La matinée avait été plutôt longue pour lesdites prisonnières de Scorpia qui tournaient en rond dans leur cellule. Du moins Abby. La jeune femme avait conseillé à Elisa de se rendormir, afin que la petite stresse le moins possible. Elle-même attendait avec impatience le retour d'Alex que les deux employés de Scorpia étaient venus chercher il ya plusieurs heures en lui promettant des souffrances innommables.

La porte du bout du couloir grinça enfin et Abby tendit le cou pour voir les nouveaux arrivants. Les deux hommes traînaient entre eux un Alex inconscient et ensanglanté. En les regardant le balancer dans sa cellule sans aucune pitié, une rare bouffée de colère envahit la jeune femme et elle ne put s'empêcher d'ouvrir la bouche.

« Qu'est-ce que vous lui avez fait ? »

Dès qu'ils eurent refermé la cellule de l'adolescent, le dénommé Assan se tourna vers elle avec un petit sourire mauvais.

« Pas des choses que tu aimerais subir, ma jolie. »

Cette fois, néanmoins, l'homme ne s'attarda pas, courant presque pour rattraper son collègue 'Cal', indiffférent.

Et l'attente recommença. Cette fois-ci, Abby attendait, espérait le réveil d'Alex. Le jeune homme, torse nu, avait été déposé sur le sol glacé de la cellule, ses vêtements manquants roulés en boule dans un coin. De loin, Abby essayait de faire un premier et rapide inventaire de son état. Les cicatrices ouvertes qu'elle apercevait sembleaient avoir été faîtes par un instrument fin et tranchant, comme un rasoir. Le temps seul dirait comment elles guériraient. En attendant, Abby voulait juste que le garçon se réveille et lui montre que ces monstres de Scorpia n'avaient pas encore gagné.

Elle ne sut pas combien de temps elle attendit, assise en tailleur là, face au corps du garçon, lorsque la porte métallique grinça une nouvelle fois. Alex, lui, était encore inconscient. Elle attendit des rires moqueurs qui ne vinrent jamais.

En effet, l'homme qui poussait le chariot des maigres plateaux repas n'était ni 'Cal' ni 'Assan', mais le blond aux yeux de glace et au corps de danseur qu'elle avait vu à son arrivée. L'homme affichait toujours son air impassible et s'arrêta pourtant tout d'un coup devant la porte d'Alex, comme s'il ne s'y attendait pas. A ce moment-là, il était dos à Abby et cette dernière ne pouvait voir l'expression de son visage, mais elle vit nettement tout son corps se contracter.

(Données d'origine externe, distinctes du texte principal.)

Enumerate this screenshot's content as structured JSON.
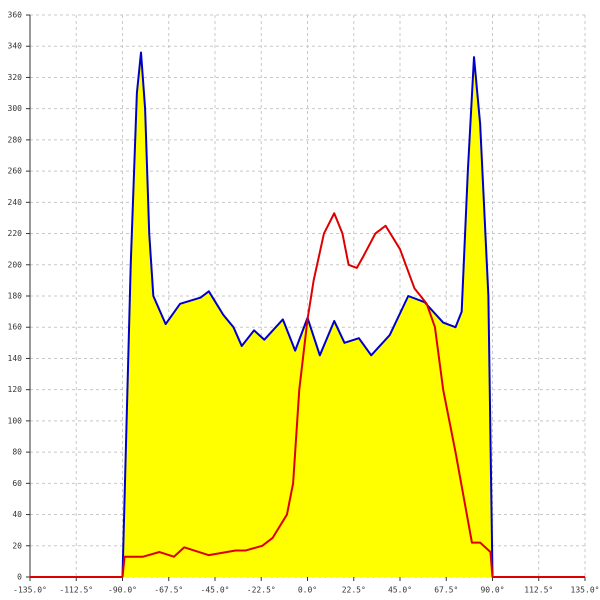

Lorsqu'il se tourna vers elle et entreprit d'ouvrir sa cellule pour y déposer la nourriture, Abby, en bonne scientifique, remarqua alors un détail qui pourrait lui servir pour plus tard. Une cicatrice bizarre, comme tracée à la règle, dans le cou. Continuant de fixer l'homme qui, lui, évitait le regard de la jeune gothique tout en refermant la grille, celle-ci ne put s'empêcher de remarquer un léger changement dans l'attitude de l'homme.

Celui-ci n'avait pas prononcé un mot, cependant il connaissait Alex Rider. Abby en aurait mis sa main au feu.